Nada mais é preciso para se entender que foi, no caso,
aplicada a norma da alínea c) do nº 1 do artigo 4º do Decreto-Lei nº 138/85 de 3
de Maio, declarado inconstitucional pelo Acórdão nº 81/92 (Diário da República,
II série, de 18.08.92) invocado no requerimento da interposição.
DECISÃO
Pelo exposto, ordena-se o prosseguimento dos autos.
Lisboa, 23 de Novembro de 1995
José de Sousa e Brito
Luís Nunes de Almeida
Guilherme da Fonseca
Bravo Serra (vencido, nos termos da declaração
de voto junta)
DECLARAÇÃO DE VOTO
Na exposição que elaborei ao abrigo do nº 1 do artº
78º-A da Lei nº 28/82, de 15 de Novembro, foi referido:
'1. Propôs A., no Tribunal Cível da comarca de Lisboa, acção,
seguindo a forma de processo sumário, contra B., solicitando a condenação desta
'a reconhecer o crédito do Autor., no valor total de Escs. 1.920.437$00', e que
se ordenasse a inclusão desse crédito 'no mapa a que se refere o artº 8º 2. do
D.L. 138/85, onde' deveriam 'ser graduados no lugar que lhes' competiria.
Seguindo a acção seus trâmites, o Juiz do 5º Juízo do Tribunal Cível
da comarca de Lisboa, por decisão de 9 de Novembro de 1991, absolveu a Ré do
pedido, por considerar extinto, por prescrição, o direito do Autor a reclamar o
crédito por si invocado.
Não se conformando com o assim decidido, recorreu o A. para o
Tribunal da Relação de Lisboa que, por acórdão de 30 de Junho de 1992,
concedendo provimento ao recurso, revogou a decisão de 1ª instância,
determinando que fosse proferido despacho que apreciasse 'as mais questões
suscitadas nos autos'.
Na sequência desse acórdão, foram proferido despacho saneador e
organizados especificação e questionário, vindo, em 19 de Maio de 1993, a ser
proferida sentença por intermédio da qual foi a acção julgada parcialmente
procedente, condenando-se a Ré a reconhecer ao Autor o crédito no montante de
Esc. 1.059.737$00 e determinando-se a sua inclusão no mapa a que se refere o
artº 8º, nº 2, do Decreto-Lei nº 138/85, de 3 de Maio.
Dessa sentença levou a B. recurso para a Relação de Lisboa,
recorrendo também, mas subordinadamente, o Autor.
Por acórdão de 10 de Maio de 1994, foi o recurso da Ré julgado
procedente, com a consequência da sua absolvição do pedido e da improcedência do
recurso subordinado.
Nesse aresto, foi, em dados passos, expendido:-
'...................................
A primeira questão posta pela ré no seu recurso é a da remissão dos
créditos peticionados pelo autor.
Determina o artº 863º nº 1 do C. Civil que o credor pode remitir a
dívida por contrato com o devedor.............................
....................................
No caso em apreço, temos como factos a ter em conta para a análise da
questão os documentos de fls. 38 e 39, em que o autor declara-se satisfeito de
eventuais créditos que detenha sobre o património da ré e o facto provado de que
o mesmo os subscreveu a pedido desta última.

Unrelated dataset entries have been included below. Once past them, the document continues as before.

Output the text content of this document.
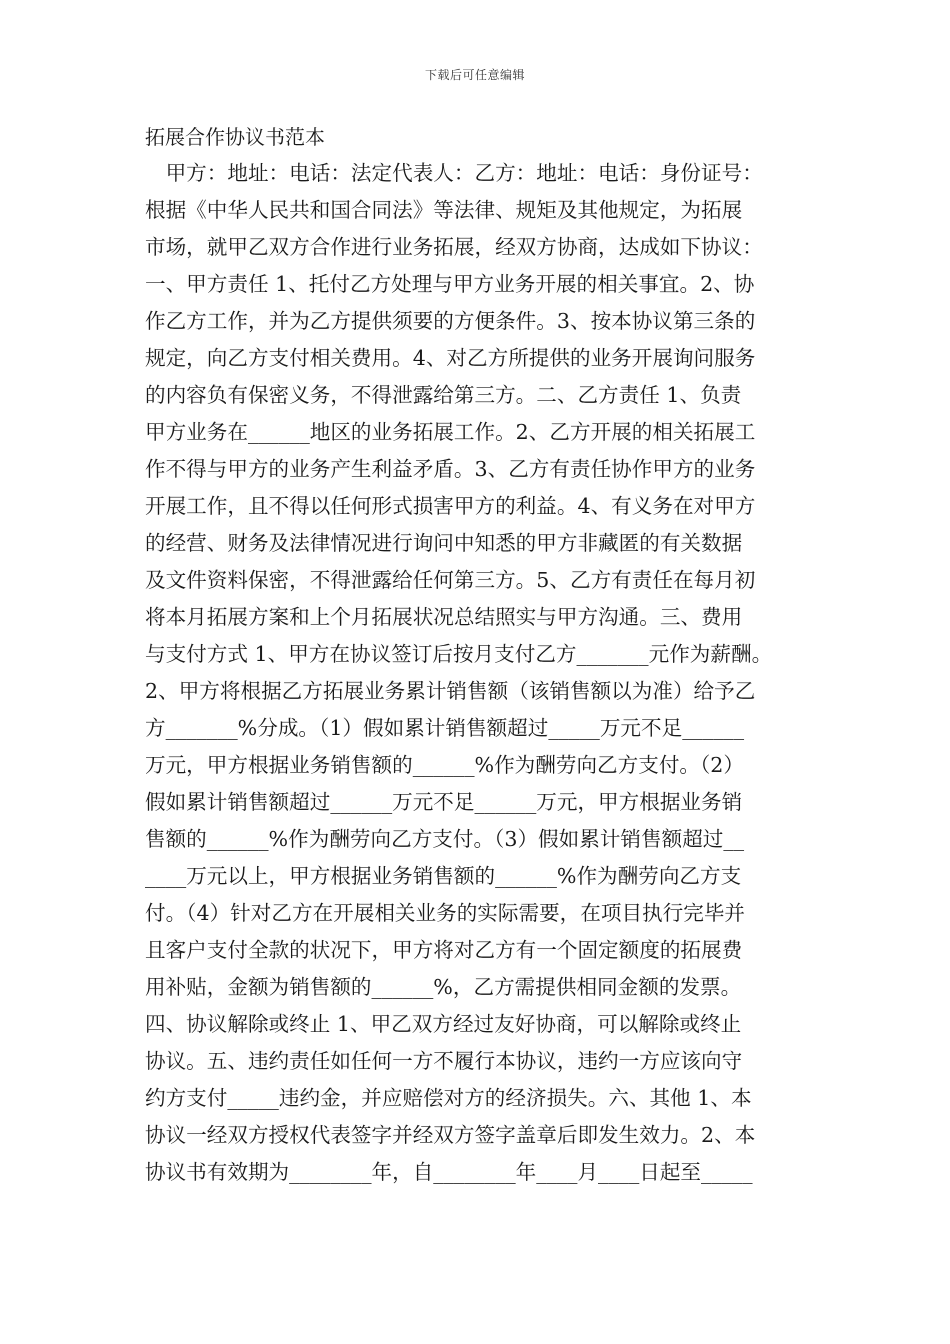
下载后可任意编辑
拓展合作协议书范本
　甲方：地址：电话：法定代表人：乙方：地址：电话：身份证号：
根据《中华人民共和国合同法》等法律、规矩及其他规定，为拓展
市场，就甲乙双方合作进行业务拓展，经双方协商，达成如下协议：
一、甲方责任 1、托付乙方处理与甲方业务开展的相关事宜。2、协
作乙方工作，并为乙方提供须要的方便条件。3、按本协议第三条的
规定，向乙方支付相关费用。4、对乙方所提供的业务开展询问服务
的内容负有保密义务，不得泄露给第三方。二、乙方责任 1、负责
甲方业务在______地区的业务拓展工作。2、乙方开展的相关拓展工
作不得与甲方的业务产生利益矛盾。3、乙方有责任协作甲方的业务
开展工作，且不得以任何形式损害甲方的利益。4、有义务在对甲方
的经营、财务及法律情况进行询问中知悉的甲方非藏匿的有关数据
及文件资料保密，不得泄露给任何第三方。5、乙方有责任在每月初
将本月拓展方案和上个月拓展状况总结照实与甲方沟通。三、费用
与支付方式 1、甲方在协议签订后按月支付乙方_______元作为薪酬。
2、甲方将根据乙方拓展业务累计销售额（该销售额以为准）给予乙
方_______%分成。（1）假如累计销售额超过_____万元不足______
万元，甲方根据业务销售额的______%作为酬劳向乙方支付。（2）
假如累计销售额超过______万元不足______万元，甲方根据业务销
售额的______%作为酬劳向乙方支付。（3）假如累计销售额超过__
____万元以上，甲方根据业务销售额的______%作为酬劳向乙方支
付。（4）针对乙方在开展相关业务的实际需要，在项目执行完毕并
且客户支付全款的状况下，甲方将对乙方有一个固定额度的拓展费
用补贴，金额为销售额的______%，乙方需提供相同金额的发票。
四、协议解除或终止 1、甲乙双方经过友好协商，可以解除或终止
协议。五、违约责任如任何一方不履行本协议，违约一方应该向守
约方支付_____违约金，并应赔偿对方的经济损失。六、其他 1、本
协议一经双方授权代表签字并经双方签字盖章后即发生效力。2、本
协议书有效期为________年，自________年____月____日起至_____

Este pedido integra a conduta da
outra parte demonstrativa da intenção de aceitar a proposta contratual, a que
alude o artº 234º do C. Civil, intenção essa que, segundo o dito preceito, torna
dispensável a efectiva aceitação.
Assim, o contrato de remissão está claramente demonstrado.
....................................
Por outro lado, não é inconstitucional o artº 4º nº 1 alínea c) do
Dec.-Lei 138/85 de 3/5, na medida em que o princípio da segurança individual no
emprego - artº 53º da CRP - deve ceder perante outros princípios, também
constitucionais, e que visam a satisfação de interesses colectivos, como sejam
os que se referem à possibilidade de extinção das empresas públicas - artº 18º
da CRP- Assim, pelo referido Dec.-Lei foi efectivamente extinto o contrato de
trabalho do autor. Ora, a jurispru- dência vem reconhecendo que, após a extinção
do vínculo laboral, os créditos dele advindos são livremente renunciáveis pelo
trabalhador, dado já não estar dependente do respectivo trabalhador.

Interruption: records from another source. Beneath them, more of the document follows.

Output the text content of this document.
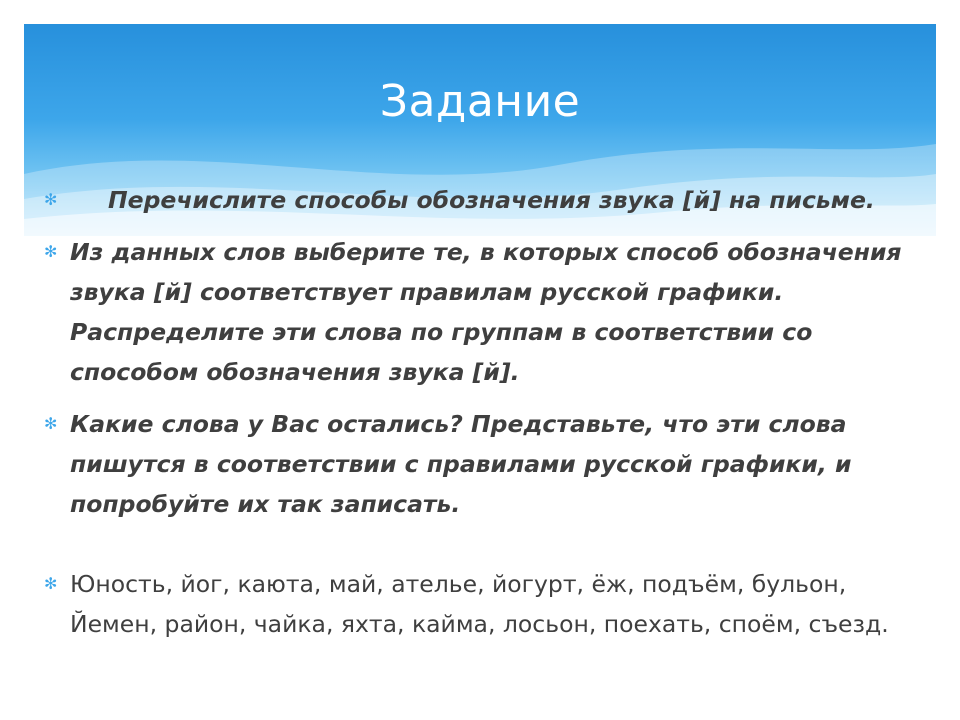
Задание
✻ Перечислите способы обозначения звука [й] на письме.
✻ Из данных слов выберите те, в которых способ обозначения звука [й] соответствует правилам русской графики. Распределите эти слова по группам в соответствии со способом обозначения звука [й].
✻ Какие слова у Вас остались? Представьте, что эти слова пишутся в соответствии с правилами русской графики, и попробуйте их так записать.
✻ Юность, йог, каюта, май, ателье, йогурт, ёж, подъём, бульон, Йемен, район, чайка, яхта, кайма, лосьон, поехать, споём, съезд.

Logo, o objecto da remissão foi legal.
Por outro lado, ainda, nada na teoria da extinção das obrigações
impede que se acorde na extinção duma generalidade indeterminada de créditos,
pelo que vigora aqui o princípio da liberdade contratual.
....................................
Deste modo, estão extintos, porque foram remitidos, os eventuais
créditos do autor sobre o património da ré.

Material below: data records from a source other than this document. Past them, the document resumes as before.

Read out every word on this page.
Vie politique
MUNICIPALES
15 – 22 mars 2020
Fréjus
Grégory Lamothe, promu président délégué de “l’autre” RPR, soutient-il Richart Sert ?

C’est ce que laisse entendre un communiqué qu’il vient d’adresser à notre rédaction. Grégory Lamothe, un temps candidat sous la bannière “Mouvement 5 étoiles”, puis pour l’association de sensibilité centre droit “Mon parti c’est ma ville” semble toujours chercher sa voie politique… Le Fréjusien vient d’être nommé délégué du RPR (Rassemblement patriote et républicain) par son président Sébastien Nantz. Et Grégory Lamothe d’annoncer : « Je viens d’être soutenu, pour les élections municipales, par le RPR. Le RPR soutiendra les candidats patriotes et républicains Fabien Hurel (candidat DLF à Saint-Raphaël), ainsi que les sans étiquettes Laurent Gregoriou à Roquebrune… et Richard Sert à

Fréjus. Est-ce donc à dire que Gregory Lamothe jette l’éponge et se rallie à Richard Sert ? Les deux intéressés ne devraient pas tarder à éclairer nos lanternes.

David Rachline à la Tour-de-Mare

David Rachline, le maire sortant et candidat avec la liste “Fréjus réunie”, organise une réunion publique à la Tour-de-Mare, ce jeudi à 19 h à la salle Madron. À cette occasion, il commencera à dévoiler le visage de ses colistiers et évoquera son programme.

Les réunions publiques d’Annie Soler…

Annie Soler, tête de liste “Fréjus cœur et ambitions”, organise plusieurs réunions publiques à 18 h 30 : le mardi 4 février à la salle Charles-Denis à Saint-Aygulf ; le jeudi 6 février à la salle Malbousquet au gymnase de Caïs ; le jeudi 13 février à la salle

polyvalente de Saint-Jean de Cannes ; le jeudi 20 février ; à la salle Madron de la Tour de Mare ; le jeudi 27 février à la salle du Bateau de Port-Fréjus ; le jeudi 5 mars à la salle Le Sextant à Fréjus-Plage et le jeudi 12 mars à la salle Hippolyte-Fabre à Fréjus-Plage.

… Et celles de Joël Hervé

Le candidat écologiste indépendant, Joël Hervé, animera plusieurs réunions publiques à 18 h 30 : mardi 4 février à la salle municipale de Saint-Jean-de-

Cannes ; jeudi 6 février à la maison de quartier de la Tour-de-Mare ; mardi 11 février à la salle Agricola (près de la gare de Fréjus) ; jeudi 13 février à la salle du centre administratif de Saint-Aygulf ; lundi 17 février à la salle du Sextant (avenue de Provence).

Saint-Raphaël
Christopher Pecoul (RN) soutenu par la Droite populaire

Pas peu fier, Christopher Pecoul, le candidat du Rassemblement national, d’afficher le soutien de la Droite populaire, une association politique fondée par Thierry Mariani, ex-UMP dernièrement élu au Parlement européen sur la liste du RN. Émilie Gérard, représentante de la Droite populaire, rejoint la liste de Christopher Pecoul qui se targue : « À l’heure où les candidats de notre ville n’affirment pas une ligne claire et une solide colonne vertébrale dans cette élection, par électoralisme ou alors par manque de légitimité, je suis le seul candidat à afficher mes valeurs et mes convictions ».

Decidindo-se pela validade da remissão, como pretende a ré, fica
prejudicado o conhecimento das outras questões levantadas, a da autonomização do
processo negocial de contratação colectiva e a da caducidade do contrato de
trabalho, procedendo o recurso.
...................................'
O representante do Ministério Público junto do citado Tribunal de 2ª
instância, notificado do acórdão de que imediatamente acima se encontram
transcritos alguns excertos, apresentou nos autos em 17 de Maio de 1994
requerimento com o seguinte teor:-
'O Mº Pº interpõe recurso para o Tribunal Constitucional do aliás douto Acórdão
proferido nos autos em referência, o que faz nos termos conjugados dos artºs
280º. 1 al c) da C.R.P.; 69º 70º, 1 - a) e 3; 71º, 72º - 1 - a); 75º - 1; 75º -
A - 1, todos da Lei nº 28/82 de 15.11, com redacção conferida ainda pela Lei nº
85/89 de 07-09.
O recurso é interposto pelo facto do aresto em apreço, contrariando a
jurisprudência, configura que 'não é inconstitucional o artigo nº 1, al. c) do
D.Lei nº 138/85 de 03.05 - conforme entre outros, o douto Acórdão do Tribunal
Constitucional nº 81/92 - Processo nº 393/89 - in D.R. II Série de 18-08.92'.
O recurso foi admitido por despacho prolatado pelo Desembargador
Relator em 24 de Maio de 1994.
Após o proferimento deste despacho, o Autor veio arguir a nulidade
do acórdão de 10 daqueles mês e ano, o que foi indeferido por acórdão de 29 de
Setembro seguinte.
2. Não obstante o despacho admissor do recurso, e já que o mesmo não
é vinculativo para este Tribunal (cfr. artº 76º, nº 3, da Lei nº 28/82, de 15 de
Novembro), entende-se que tal recurso não deveria ter sido admitido.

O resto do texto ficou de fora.